Tajani contro il commissario al lavoro: a gamba tesa in piena campagna elettorale

L’accordo in sede Ue per l’introduzione di un quadro normativo che comprenda anche il salario minimo ha scatenato il dibattito politico tra centrosinistra, da un lato, e centrodestra, dall’altro.

In mezzo, le parole del commissario europeo al Lavoro, Nicolas Schmit, che hanno alzato un polverone sulla questione.

«Respingo l’interferenza del commissario Nicolas Schmit, che dice che bisogna fare per forza in Italia il salario minimo, così come lo vogliono il Pd e il M5S, intromettendosi in una campagna elettorale in corso - ha tuonato il coordinatore nazionale di Forza Italia, Antonio Tajani - Il commissario europeo deve fare un altro mestiere».

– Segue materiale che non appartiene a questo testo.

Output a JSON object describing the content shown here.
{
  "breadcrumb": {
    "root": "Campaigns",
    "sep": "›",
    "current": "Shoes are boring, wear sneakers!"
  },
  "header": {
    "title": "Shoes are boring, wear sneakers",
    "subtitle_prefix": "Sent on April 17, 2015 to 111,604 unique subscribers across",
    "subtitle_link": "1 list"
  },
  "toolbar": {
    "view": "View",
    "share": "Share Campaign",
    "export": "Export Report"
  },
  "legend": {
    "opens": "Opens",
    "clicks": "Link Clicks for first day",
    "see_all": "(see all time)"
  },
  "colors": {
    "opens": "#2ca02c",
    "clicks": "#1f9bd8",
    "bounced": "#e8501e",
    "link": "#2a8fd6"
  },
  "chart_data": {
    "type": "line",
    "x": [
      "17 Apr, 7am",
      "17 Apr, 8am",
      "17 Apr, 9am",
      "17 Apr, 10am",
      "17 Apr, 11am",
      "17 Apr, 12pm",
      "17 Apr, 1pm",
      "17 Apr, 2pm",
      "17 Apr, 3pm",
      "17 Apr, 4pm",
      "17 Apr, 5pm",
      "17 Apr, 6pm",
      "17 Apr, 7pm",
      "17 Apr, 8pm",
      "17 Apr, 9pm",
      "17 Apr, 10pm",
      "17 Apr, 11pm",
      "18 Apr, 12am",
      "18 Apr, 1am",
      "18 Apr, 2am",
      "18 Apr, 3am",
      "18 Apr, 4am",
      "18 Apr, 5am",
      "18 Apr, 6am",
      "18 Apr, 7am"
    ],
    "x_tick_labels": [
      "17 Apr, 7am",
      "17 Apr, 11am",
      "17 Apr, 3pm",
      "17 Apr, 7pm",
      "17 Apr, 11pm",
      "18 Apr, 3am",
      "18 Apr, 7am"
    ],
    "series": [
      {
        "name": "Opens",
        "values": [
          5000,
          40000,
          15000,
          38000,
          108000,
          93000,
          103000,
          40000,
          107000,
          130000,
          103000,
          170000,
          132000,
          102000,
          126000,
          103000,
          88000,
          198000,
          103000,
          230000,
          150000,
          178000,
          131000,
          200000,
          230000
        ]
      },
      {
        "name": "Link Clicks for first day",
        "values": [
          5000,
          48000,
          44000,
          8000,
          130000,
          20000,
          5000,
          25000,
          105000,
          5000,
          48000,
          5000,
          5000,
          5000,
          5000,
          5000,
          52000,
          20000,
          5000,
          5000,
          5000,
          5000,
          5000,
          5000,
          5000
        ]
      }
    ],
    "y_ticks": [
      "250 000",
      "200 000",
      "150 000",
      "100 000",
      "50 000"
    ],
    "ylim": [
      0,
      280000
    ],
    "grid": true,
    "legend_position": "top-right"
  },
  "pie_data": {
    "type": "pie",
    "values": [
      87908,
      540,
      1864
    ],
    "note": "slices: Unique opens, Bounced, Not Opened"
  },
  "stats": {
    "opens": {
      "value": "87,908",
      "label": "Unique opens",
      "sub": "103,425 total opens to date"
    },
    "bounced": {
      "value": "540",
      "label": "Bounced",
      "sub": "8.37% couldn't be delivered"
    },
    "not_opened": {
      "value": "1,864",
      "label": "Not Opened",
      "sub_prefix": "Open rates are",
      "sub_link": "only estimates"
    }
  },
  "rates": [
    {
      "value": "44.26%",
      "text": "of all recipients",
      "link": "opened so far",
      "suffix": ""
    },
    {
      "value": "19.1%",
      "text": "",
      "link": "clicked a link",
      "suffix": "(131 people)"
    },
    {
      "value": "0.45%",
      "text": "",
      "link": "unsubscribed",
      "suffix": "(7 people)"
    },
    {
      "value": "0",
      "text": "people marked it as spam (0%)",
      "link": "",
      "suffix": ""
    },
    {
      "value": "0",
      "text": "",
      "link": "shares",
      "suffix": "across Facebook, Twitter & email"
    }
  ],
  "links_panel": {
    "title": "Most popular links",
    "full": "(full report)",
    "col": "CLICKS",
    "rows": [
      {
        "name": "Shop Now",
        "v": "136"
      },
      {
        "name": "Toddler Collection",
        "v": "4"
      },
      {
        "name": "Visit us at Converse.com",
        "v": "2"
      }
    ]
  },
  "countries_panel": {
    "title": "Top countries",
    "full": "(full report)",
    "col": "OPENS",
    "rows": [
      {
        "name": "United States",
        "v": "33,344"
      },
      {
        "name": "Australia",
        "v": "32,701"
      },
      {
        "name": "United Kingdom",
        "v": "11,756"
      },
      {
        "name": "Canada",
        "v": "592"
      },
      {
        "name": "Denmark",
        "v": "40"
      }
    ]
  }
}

Ma la vera questione è se portare avanti o meno la discussione in commissione al Senato dove giace il ddl a prima firma Nunzia Catalfo, ex ministra del Lavoro del governo gialloverde in quota M5S, che prevede l’introduzione di un salario minimo anche in Italia di 9 euro all’ora.

Approvare una misura simile entro questa legislatura appare difficile, se non impossibile, vista l’opposizione del centrodestra. «Il tema è molto serio, ma la questione va affrontata in un quadro molto più ampio e più complesso perché altrimenti si rischia di far finta di risolvere un problema che in realtà impatta in misura minima», ha detto la leader di Fdi, Giorgia Meloni, intervenendo in visita al Salone del Mobile di Milano e chiedendo invece il taglio del cuneo fiscale. Sulla stessa lunghezza d’onda la capogruppo di Forza Italia a palazzo Madama, Anna Maria Bernini, secondo la quale «il salario minimo non va introdotto per legge», perché «sono altre le strade per difendere il potere d’acquisto dei lavoratori», e dalla Lega, con la sottosegretaria al Lavoro, Tiziana Nisini, che spiega come il salario minimo non sia la soluzione. «Bene fissare dei criteri ma diciamo no ad obblighi di alcun tipo», sottolinea l’esponente del Carroccio.

Contrario anche Maurizio Lupi, leader di Noi con l’Italia, secondo il quale sono proprio il reddito di cittadinanza, l’assistenzialismo e il salario minimo ad ammazzare il Mezzogiorno.

Il fronte opposto, che riunisce Pd, M5S e Leu, è altrettanto compatto a sostegno del provvedimento ed esprime soddisfazione per l’accordo raggiunto a Bruxelles. «Il Movimento 5 Stelle da anni porta avanti questa battaglia e non ci sono più scuse per nessuno - ha ammonito il presidente pentastellato, Giuseppe Conte - approviamo subito la nostra proposta ed eliminiamo la vergogna degli stipendi da fame per milioni di lavoratori». E se per il vicesegretario del Pd, Peppe Provenzano, quello di ieri è «un passo decisivo per la costruzione dell’Europa sociale», tale per cui «la Repubblica fondata sul lavoro non può rimanere indietro», secondo il capogruppo di Leu alla Camera, Federico Fornaro, il salario minimo «non è più rinviabile». Significativo anche l’intervento del ministro degli Esteri, Luigi Di Maio, padre del reddito di cittadinanza, che invoca «una legge dignitosa per quei lavoratori che portano avanti il Paese», esortando l’Italia a «dimostrare di stare al passo con i tempi».

Una lettura alternativa è quella che arriva da Carlo Calenda, leader di Azione impegnato in queste settimane a costruire un’ “area Draghi” attorno alla quale costruire un polo di governo dopo le prossime elezioni.

«Il salario minimo è fondamentale e serve non per distruggere la contrattazione nazionale, che in Italia funziona bene, ma per integrarla per quei lavori scoperti - ha spiegato ieri in un video sui social - Ma sono molto spaventato che la sua introduzione porti le forze politiche a una rincorsa per alzarlo». Questo, spiega l’ex ministro dello Sviluppo economico, «potrebbe provocare disoccupazione e lavoro nero» e dunque «sarà molto importante» discutere in maniera trasparente della cifra corrispondente al salario minimo così da introdurlo nel modo giusto.